Когда дворник постучался в дверь и на вопрос Вачнадзе выкрикнул «телеграмма», Сандро прежде всего подбежал к капитальной стене и условным стуком предупредил товарищей, что наверху не все в порядке. Такие случаи бывали и раньше. Но тогда, по прошествии некоторого времени, Вачнадзе стучал снова, и они опять начинали работать. На этот же раз подпольщики ждали и не могли дождаться вторичного стука.
Согласно условию, они могли возобновить работу только после такого сигнала. А потому Василий сидел на кипе бумаги, Николай опирался на неподвижную машину, и оба с недоумением смотрели друг на друга.
Вдруг какой-то странный звук снаружи нарушил полную тишину. Он шел из прохода к колодцу. Как будто некое грузное тело тяжело свалилось вниз. Потом начались равномерные стуки; в глубине прохода осыпалась земля. Кто-то как-будто старался открыть дверцу потайного хода.
Одновременно Николай и Василий дунули на свечи. Черная темнота окружила их. Постукивание снаружи продолжалось. Николай сунул руку в карман и нащупал тяжелый маленький браунинг.
Затем постукивание прекратилось. Это Филькин, не найдя ничего, вылез из колодца к ждущим его жандармам и Вачнадзе.
– Товарищ, – услышал Николай шёпот рядом. – Это обыск, честное слово!.. Если нас найдут, я не дамся, я буду стрелять. Все равно: на каторгу или повесят!
– Не найдут! – Николай шептал тоже. – Слышишь, стука нет: он не нашел дверцы. Да и не мог найти. Внутри она выложена землей. Она не дает пустого звука. Если не найдут секрета механизма…
И они замолчали опять, считая удары своих гулко бьющихся сердец…
Когда Ферапонт Иванович вошел с улицы в лавку, он прошел в комнату и сел на табурет у постели.

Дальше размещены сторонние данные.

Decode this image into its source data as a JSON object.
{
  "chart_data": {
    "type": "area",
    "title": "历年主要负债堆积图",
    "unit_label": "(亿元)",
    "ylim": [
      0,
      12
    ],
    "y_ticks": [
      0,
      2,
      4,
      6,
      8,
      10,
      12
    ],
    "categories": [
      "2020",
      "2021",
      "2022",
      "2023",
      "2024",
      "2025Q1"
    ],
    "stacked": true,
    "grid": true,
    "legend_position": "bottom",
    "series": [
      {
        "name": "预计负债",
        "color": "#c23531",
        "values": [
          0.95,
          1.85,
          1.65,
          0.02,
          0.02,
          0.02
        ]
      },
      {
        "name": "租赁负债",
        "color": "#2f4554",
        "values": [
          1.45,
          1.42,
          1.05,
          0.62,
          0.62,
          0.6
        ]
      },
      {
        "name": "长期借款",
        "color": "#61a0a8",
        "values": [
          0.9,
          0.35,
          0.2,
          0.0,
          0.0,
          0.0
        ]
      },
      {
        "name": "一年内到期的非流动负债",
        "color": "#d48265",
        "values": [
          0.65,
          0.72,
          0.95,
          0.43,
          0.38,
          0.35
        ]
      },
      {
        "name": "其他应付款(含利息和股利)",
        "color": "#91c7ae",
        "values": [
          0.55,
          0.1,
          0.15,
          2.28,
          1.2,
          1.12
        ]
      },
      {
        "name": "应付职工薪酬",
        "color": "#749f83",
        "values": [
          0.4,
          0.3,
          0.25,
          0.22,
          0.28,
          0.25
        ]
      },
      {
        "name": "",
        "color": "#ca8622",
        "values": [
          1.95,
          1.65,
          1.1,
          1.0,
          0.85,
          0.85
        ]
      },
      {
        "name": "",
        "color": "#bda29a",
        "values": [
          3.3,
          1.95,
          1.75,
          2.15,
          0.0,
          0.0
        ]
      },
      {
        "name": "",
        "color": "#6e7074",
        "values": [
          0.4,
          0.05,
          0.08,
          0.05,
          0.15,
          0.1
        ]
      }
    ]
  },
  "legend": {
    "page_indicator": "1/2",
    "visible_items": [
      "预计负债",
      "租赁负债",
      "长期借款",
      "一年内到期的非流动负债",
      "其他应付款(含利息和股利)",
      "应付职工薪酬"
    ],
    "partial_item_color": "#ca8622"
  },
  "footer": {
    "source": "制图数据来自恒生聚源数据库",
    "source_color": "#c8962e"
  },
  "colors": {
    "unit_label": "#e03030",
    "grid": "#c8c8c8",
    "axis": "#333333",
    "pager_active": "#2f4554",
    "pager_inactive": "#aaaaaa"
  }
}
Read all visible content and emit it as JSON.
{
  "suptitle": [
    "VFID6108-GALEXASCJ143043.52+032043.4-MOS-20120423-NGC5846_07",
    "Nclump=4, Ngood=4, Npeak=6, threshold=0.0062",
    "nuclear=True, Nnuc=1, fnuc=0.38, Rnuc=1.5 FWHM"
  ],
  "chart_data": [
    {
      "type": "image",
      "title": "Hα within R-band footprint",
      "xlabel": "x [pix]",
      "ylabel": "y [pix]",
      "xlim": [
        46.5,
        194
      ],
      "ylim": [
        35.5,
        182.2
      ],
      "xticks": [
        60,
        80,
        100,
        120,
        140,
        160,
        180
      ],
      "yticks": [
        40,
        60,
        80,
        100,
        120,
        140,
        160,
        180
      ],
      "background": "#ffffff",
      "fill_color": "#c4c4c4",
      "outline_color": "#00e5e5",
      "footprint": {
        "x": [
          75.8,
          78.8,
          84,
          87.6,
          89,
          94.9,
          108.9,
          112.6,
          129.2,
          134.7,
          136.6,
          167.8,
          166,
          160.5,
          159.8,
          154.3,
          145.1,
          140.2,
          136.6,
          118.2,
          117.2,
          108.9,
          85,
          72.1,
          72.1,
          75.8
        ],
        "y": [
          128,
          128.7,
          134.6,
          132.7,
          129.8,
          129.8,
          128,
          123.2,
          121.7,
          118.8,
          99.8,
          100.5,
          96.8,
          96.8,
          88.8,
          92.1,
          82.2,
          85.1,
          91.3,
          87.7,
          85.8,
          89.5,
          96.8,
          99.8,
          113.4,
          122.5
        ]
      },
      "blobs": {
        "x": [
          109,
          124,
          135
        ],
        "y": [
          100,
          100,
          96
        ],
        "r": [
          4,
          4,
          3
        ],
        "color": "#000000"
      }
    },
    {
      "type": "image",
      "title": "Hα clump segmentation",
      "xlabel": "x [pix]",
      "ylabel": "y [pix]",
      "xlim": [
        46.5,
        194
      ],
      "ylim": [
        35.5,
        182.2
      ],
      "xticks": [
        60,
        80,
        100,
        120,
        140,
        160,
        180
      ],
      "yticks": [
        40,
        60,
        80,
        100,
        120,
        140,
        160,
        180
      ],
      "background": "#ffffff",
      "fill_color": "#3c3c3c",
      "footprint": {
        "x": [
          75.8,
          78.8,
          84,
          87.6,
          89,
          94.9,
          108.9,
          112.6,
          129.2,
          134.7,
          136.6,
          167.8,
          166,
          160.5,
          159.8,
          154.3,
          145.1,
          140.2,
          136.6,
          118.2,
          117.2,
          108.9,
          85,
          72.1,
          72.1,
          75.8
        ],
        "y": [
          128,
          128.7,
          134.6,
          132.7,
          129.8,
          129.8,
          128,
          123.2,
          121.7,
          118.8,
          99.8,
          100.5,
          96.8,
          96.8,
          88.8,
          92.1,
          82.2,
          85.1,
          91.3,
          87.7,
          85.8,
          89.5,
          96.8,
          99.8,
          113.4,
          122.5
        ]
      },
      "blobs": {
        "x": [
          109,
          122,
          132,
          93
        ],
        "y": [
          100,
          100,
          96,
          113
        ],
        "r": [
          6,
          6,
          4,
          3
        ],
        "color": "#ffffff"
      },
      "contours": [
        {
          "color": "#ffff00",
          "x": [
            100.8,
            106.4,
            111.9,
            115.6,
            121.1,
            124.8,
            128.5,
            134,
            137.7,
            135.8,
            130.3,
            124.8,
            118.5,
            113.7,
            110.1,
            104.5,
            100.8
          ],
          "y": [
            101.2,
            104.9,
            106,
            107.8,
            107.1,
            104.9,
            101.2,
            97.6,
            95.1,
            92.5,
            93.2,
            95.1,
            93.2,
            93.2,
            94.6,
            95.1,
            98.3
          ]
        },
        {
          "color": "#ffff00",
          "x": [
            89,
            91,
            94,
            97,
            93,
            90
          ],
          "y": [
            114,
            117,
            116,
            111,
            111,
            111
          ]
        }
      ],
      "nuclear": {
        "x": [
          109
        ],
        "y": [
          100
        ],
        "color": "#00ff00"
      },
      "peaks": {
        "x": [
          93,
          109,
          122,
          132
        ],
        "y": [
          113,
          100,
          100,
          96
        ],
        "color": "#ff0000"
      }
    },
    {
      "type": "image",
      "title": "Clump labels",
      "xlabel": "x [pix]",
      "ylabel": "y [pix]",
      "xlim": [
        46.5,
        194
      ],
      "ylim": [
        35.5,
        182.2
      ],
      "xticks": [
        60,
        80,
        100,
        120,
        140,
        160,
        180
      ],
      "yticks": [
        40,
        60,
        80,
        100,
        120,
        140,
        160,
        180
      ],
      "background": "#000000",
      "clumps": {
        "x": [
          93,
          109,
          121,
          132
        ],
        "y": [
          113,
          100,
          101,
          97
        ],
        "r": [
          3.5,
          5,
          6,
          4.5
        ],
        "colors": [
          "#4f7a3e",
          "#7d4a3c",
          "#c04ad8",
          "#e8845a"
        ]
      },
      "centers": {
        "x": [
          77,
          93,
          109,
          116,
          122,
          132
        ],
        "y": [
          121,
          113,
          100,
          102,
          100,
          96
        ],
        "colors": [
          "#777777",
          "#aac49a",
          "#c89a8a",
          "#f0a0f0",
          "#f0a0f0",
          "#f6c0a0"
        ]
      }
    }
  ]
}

Филькин не мог понять своей неудачи. Ведь он ясно, собственными глазами видел Николая сквозь ставень. Где-то должна быть тайная комната. Но где?..
В стенах подвала? Нельзя же разломать весь подвал… В колодце? Но в колодце стояла вода, было слишком сыро: нормальный человек не может работать в таких невозможных условиях! Встречаясь с революционерами тридцать лет, Филькин не мог понять до сих пор, что нет ничего невозможного для людей, работающих из-за идеи.
Он придумал более простую вещь: он решил дожидаться наверху до тех пор, пока не явится кто-нибудь из революционеров. Это был отчаянный план, но на Филькине был панцирь, в кармане болтался револьвер, к пуговице пальто был прикреплен роговой полицейский свисток. По первому свистку вся полиция должна прийти ему на помощь. И, войдя в комнату, Филькин прикрыл наружную дверь, вставил ключ в замок изнутри, положил револьвер на колени и стал ждать бесшумно и терпеливо.
Так прождал он с полчаса. Было тихо, только тикали стенные часы. Они тикали так громко, что, казалось, заглушали все остальные звуки. Внезапно легкий тройной стук раздался откуда-то снизу. Он шел от капитальной стены.
Филькин вскочил. Он стиснул зубы. Сигнал из потайной комнаты, подтверждение его догадок!.. Зачем подан сигнал?.. Нужно ли на него отвечать?.. Поколебавшись, он подбежал к стене и, как Вачнадзе, постучал в нее четыре раза…
Сам того не сознавая, он подал подпольщикам тревожный сигнал.